Although POST operations are 'nearly' as easy to forge, as a general rule with any web security issue, the trade-off is speed/simplicity vs. security, so you're going to have to choose one or the other.
You should have some kind of session set up.
Using POST over GET gets you nothing tangible as far as security is concerned. POSTs can be forged just like GETs.
So assuming once your admin logs in, you've got some kind of identifier in the session, you just leverage that.
Consider something roughly similar to this:
<?PHP
session_start();
if (empty ($_SESSION['admin_id'])) die("Log in, son.");
if (empty($_GET['record_id'])) die("You've got to tell me which record to delete!");
if (! is_numeric($_GET['record_id'])) die("Invalid record ID");
//just to be totally safe, even though we just enforced that it's numeric.

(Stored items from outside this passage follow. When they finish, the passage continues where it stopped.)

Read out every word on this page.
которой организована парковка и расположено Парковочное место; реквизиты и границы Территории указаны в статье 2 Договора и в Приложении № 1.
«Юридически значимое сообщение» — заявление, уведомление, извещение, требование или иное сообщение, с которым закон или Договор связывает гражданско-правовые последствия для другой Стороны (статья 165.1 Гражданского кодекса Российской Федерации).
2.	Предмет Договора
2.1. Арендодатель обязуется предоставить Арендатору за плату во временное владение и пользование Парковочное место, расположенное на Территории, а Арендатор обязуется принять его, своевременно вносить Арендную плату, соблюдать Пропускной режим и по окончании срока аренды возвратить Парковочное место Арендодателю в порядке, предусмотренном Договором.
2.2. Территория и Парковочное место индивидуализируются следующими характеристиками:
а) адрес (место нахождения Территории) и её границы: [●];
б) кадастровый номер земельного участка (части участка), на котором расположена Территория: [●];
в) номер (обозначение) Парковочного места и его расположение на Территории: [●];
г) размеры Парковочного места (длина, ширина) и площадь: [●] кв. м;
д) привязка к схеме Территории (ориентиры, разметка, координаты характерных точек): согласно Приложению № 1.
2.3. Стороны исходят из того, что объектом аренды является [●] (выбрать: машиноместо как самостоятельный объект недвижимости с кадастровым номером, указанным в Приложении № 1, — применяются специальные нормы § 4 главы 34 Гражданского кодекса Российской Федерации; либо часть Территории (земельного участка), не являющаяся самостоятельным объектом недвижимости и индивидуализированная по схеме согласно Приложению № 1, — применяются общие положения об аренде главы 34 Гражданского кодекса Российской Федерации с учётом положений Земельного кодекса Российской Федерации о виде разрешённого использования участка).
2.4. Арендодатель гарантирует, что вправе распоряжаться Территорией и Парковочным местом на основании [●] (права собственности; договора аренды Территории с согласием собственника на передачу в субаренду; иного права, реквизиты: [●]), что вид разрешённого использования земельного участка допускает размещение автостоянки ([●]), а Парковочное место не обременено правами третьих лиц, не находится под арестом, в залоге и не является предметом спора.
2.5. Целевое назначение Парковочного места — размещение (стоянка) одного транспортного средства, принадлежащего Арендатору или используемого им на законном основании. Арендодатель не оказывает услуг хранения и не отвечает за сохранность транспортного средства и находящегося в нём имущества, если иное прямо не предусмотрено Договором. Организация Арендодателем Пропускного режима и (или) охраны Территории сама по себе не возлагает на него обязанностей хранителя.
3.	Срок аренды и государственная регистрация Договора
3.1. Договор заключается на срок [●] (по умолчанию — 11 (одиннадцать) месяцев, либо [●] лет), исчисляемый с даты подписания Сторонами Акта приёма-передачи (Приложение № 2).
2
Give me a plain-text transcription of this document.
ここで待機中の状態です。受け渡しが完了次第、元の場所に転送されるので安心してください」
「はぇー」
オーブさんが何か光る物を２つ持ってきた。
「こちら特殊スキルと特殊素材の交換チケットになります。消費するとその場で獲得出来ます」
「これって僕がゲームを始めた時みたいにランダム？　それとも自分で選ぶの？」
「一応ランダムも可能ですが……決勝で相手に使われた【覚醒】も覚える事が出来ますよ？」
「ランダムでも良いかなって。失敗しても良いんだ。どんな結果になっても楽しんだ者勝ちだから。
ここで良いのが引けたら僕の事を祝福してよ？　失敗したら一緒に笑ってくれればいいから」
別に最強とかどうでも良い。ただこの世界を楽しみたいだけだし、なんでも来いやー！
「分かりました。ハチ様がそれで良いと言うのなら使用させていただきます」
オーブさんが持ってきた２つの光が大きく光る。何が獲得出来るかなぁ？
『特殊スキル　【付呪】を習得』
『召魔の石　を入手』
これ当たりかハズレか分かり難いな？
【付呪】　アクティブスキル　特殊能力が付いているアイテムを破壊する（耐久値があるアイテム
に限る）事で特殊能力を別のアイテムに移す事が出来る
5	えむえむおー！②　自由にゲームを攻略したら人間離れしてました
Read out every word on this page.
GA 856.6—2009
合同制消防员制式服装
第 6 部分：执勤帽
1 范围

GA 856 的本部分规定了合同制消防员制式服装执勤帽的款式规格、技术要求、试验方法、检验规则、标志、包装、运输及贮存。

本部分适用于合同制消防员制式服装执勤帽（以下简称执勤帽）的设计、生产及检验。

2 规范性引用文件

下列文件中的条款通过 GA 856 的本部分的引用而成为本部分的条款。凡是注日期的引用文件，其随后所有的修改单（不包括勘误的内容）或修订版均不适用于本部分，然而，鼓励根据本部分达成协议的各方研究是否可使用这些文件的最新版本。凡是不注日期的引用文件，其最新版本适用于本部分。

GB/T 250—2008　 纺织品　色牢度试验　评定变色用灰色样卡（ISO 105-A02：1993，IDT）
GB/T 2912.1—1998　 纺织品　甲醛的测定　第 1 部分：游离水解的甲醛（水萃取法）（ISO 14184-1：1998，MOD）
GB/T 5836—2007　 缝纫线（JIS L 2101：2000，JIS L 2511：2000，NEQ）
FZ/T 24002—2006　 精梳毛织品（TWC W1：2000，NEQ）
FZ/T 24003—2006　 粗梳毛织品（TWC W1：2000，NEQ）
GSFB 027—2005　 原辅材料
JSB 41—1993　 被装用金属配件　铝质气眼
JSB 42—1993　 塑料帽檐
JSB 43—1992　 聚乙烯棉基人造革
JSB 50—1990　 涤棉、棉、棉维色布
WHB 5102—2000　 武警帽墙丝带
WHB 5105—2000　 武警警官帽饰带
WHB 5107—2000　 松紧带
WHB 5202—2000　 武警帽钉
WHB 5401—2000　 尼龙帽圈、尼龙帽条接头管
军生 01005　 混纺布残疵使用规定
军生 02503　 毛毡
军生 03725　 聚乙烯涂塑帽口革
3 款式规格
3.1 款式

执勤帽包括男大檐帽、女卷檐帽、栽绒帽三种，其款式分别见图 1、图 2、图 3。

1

$record_id = mysql_real_escape_string($_GET['record_id']));
$sql = "DELETE FROM table WHERE record_id='{$record_id}' AND admin_id = {$_SESSION['admin_id']}";
mysql_query($sql);
echo "Record was deleted (assuming it was yours in the first place)";
?>
In that example, we're avoiding the "delete someone else's records" problem by leveraging the WHERE clause in the DELETE query. Of course, to be more user friendly, you'd want to first fetch the record, then compare the admin_id on the record to the admin_id in $_SESSION, and if they don't match, complain, log something, throw an error, etc.
HTH
You're saying: "What if Admin 123 access the URL of Admin 321 directly, thus deleting his stuff?" no?
If that's so then, every admin that is logged in should have at least one session with some unique identifier to that admin. If not, he shouldn't be able to be in the admin section in the first place. Can't you just compare the identifier in the URL with the identifier in the session?
If any user, not just an admin, access those 'delete me' URLs he should be identified by a session as the original 'owner' (admin) of that data.